The real question for Christian young people is not, ‘what job do you want?’ but, ‘do you want to obey God at work?’ There is a much bigger difference between a doctor who does her work as for the Lord and a doctor who doesn’t than there is between a doctor and some job our culture devalues. We don’t tend to see that because we think life is about us. God sees it because He knows that life is about obedience to Him.
God is not all that interested in securing you the future that you want. He is interested in securing the future that He wants and as it pertains to you that includes doing good.
You know what God’s will for you is for the future and it rarely has much to do with the questions which you ask about the future. It has to do with verse 13, “Anyone… who knows the good he ought to do and doesn’t do it, sins.” His will for you tomorrow is obedience. His will for you in ten years is obedience.

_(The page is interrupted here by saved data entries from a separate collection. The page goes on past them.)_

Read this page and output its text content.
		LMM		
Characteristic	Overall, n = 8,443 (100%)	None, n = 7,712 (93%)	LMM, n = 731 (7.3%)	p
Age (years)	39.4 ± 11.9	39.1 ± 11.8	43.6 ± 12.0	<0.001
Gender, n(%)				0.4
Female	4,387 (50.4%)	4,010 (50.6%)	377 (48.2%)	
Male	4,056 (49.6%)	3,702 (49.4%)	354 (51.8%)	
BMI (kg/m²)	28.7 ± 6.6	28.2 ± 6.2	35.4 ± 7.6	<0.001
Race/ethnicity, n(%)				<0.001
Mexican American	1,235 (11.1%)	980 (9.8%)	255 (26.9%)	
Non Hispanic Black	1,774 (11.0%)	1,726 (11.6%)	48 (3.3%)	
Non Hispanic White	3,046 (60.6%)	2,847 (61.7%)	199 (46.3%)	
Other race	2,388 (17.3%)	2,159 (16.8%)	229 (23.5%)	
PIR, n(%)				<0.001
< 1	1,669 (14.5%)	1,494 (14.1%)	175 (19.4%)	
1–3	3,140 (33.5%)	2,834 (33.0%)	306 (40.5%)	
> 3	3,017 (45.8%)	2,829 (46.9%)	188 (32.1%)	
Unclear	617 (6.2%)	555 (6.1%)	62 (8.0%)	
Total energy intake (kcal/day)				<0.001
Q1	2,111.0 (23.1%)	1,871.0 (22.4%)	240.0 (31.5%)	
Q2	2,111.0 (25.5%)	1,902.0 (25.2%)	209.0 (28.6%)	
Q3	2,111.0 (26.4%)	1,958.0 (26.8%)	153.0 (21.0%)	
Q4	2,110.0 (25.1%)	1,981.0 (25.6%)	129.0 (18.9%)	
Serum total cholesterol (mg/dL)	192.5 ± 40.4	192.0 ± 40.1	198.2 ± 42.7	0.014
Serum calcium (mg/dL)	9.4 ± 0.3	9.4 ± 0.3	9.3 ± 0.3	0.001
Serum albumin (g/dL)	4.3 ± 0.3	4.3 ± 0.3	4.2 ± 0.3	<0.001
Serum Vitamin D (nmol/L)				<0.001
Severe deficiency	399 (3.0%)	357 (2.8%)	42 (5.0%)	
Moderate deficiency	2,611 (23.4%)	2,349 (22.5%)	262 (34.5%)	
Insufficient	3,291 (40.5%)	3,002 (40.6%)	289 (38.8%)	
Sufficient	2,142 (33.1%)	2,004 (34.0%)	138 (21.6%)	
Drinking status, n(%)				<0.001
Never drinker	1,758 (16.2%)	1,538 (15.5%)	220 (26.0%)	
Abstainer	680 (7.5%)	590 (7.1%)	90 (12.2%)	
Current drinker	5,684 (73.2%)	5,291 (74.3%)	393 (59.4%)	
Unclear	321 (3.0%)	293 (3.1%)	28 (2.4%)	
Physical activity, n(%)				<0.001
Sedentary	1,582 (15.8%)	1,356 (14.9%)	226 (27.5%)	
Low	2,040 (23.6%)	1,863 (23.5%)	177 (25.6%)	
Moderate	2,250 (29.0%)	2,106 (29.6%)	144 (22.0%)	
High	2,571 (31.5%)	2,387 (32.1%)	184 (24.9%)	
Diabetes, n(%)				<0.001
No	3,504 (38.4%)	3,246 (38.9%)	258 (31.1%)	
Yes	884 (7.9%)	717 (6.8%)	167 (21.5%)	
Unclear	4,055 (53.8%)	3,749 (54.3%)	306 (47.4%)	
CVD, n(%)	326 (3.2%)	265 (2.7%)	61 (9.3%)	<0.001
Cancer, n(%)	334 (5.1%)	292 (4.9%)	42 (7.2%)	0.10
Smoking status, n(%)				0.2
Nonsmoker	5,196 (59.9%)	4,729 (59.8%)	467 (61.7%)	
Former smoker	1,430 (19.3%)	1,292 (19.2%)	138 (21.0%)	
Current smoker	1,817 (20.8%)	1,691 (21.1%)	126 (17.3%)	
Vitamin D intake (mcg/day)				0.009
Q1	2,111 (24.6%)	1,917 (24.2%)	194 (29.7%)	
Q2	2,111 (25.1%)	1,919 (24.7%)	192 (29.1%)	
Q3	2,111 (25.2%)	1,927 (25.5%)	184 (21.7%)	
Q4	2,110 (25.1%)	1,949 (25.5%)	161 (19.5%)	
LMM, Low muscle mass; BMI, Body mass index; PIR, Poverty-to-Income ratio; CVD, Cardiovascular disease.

Since you know His will for you in the future, do it today. Obey today. When you try to control the future, you are tempted to sin today. You will be tempted to lie if your goal is to receive particular treatment from someone in the future. You will be tempted to sleep with your boyfriend if you think that will keep his interest in the relationship. If you are trying to control the future, you will be tempted to sin to secure what you want. If, however, you know that your life is about obedience today, you can leave the future to God. If you take seriously that His will for you today is obedience, you can obey today and leave the future to Him. That, in part, is why Jesus said, “seek ye first the kingdom of God and his righteousness and all that is necessary will be added on to you.”
Do you believe that you can leave your future to God or do you need to control it? If you believe that you can control it, you are already sinning; “As it is, you boast and brag. All such boasting is evil.” If you believe the future is in God’s hands, then you are free to obey today.

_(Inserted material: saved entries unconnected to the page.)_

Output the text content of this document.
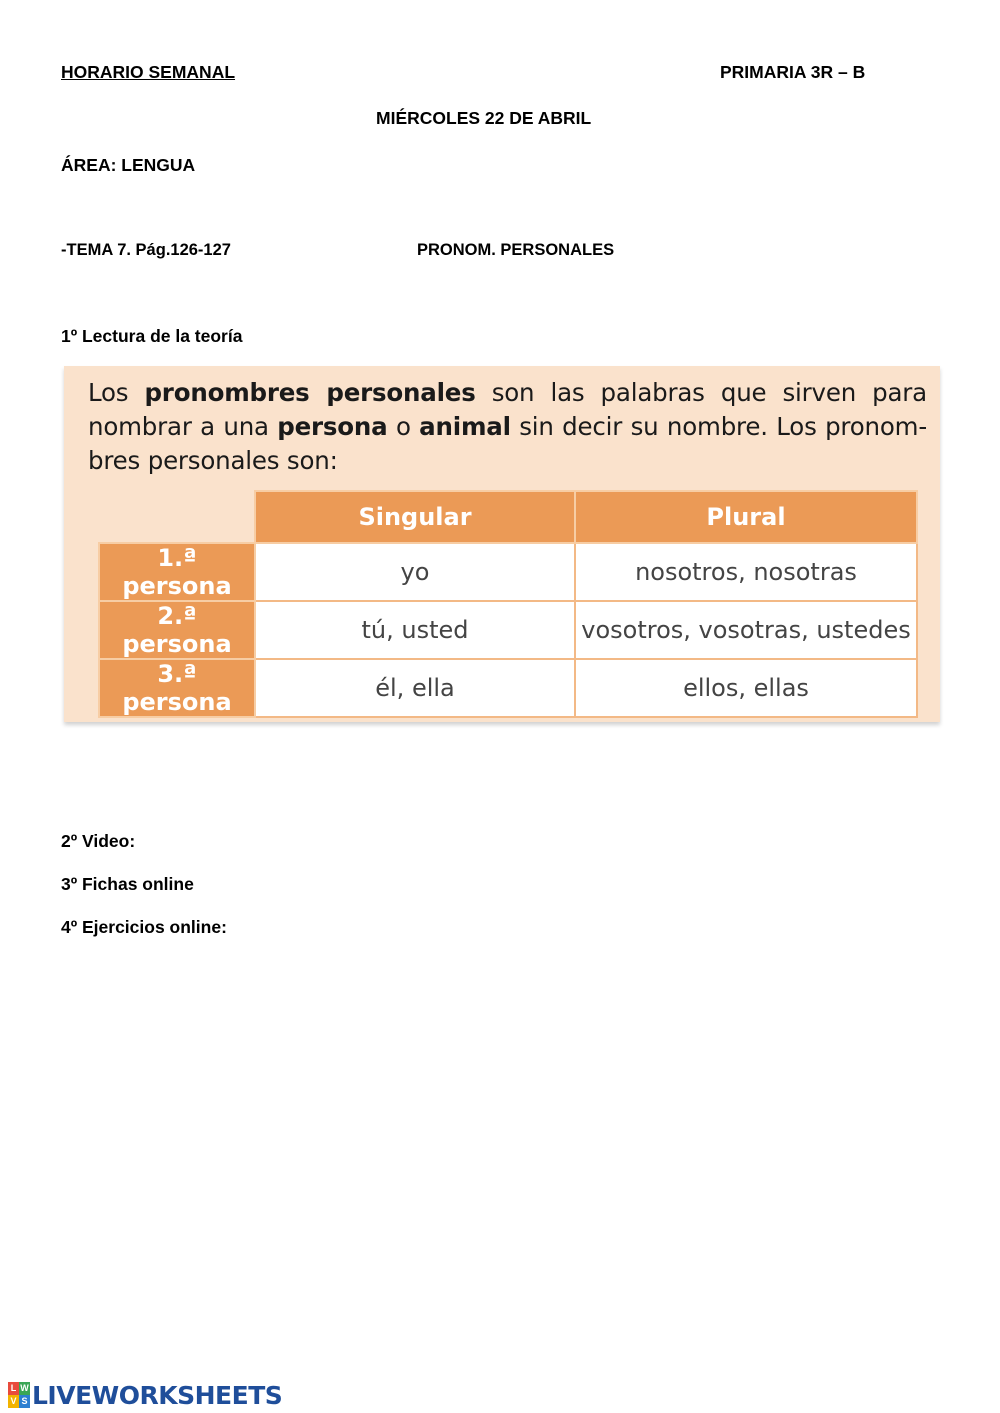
HORARIO SEMANAL	PRIMARIA 3R – B
MIÉRCOLES 22 DE ABRIL
ÁREA: LENGUA
-TEMA 7. Pág.126-127	PRONOM. PERSONALES
1º Lectura de la teoría
Los pronombres personales son las palabras que sirven para
nombrar a una persona o animal sin decir su nombre. Los pronom-
bres personales son:
	Singular	Plural
1.ª persona	yo	nosotros, nosotras
2.ª persona	tú, usted	vosotros, vosotras, ustedes
3.ª persona	él, ella	ellos, ellas
2º Video:
3º Fichas online
4º Ejercicios online:
L W
V S LIVEWORKSHEETS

Living in the now is about obeying now. Consider Jesus. He said, “My food is to do the will of Him who sent me and to finish His work.” Jesus wanted to do what God wanted done.
Why should you expect that God’s plan for your life would be any different? Don’t try to get God to co-sign your dreams. Do the good that is in front of you. Obey in the situation in which He has placed you. Obey in the situations in which He will place you.
Stop trying to control the future. It is arrogant and it is fruitless. It is prideful and it is a waste of your time. Rather than trying to control the future, control yourself. You know the commandments that you are called to keep in the context of obedience that is your life. You know the good that you are called to do. Do it. Do it now, which is the only moment in time in which you can live. Amen.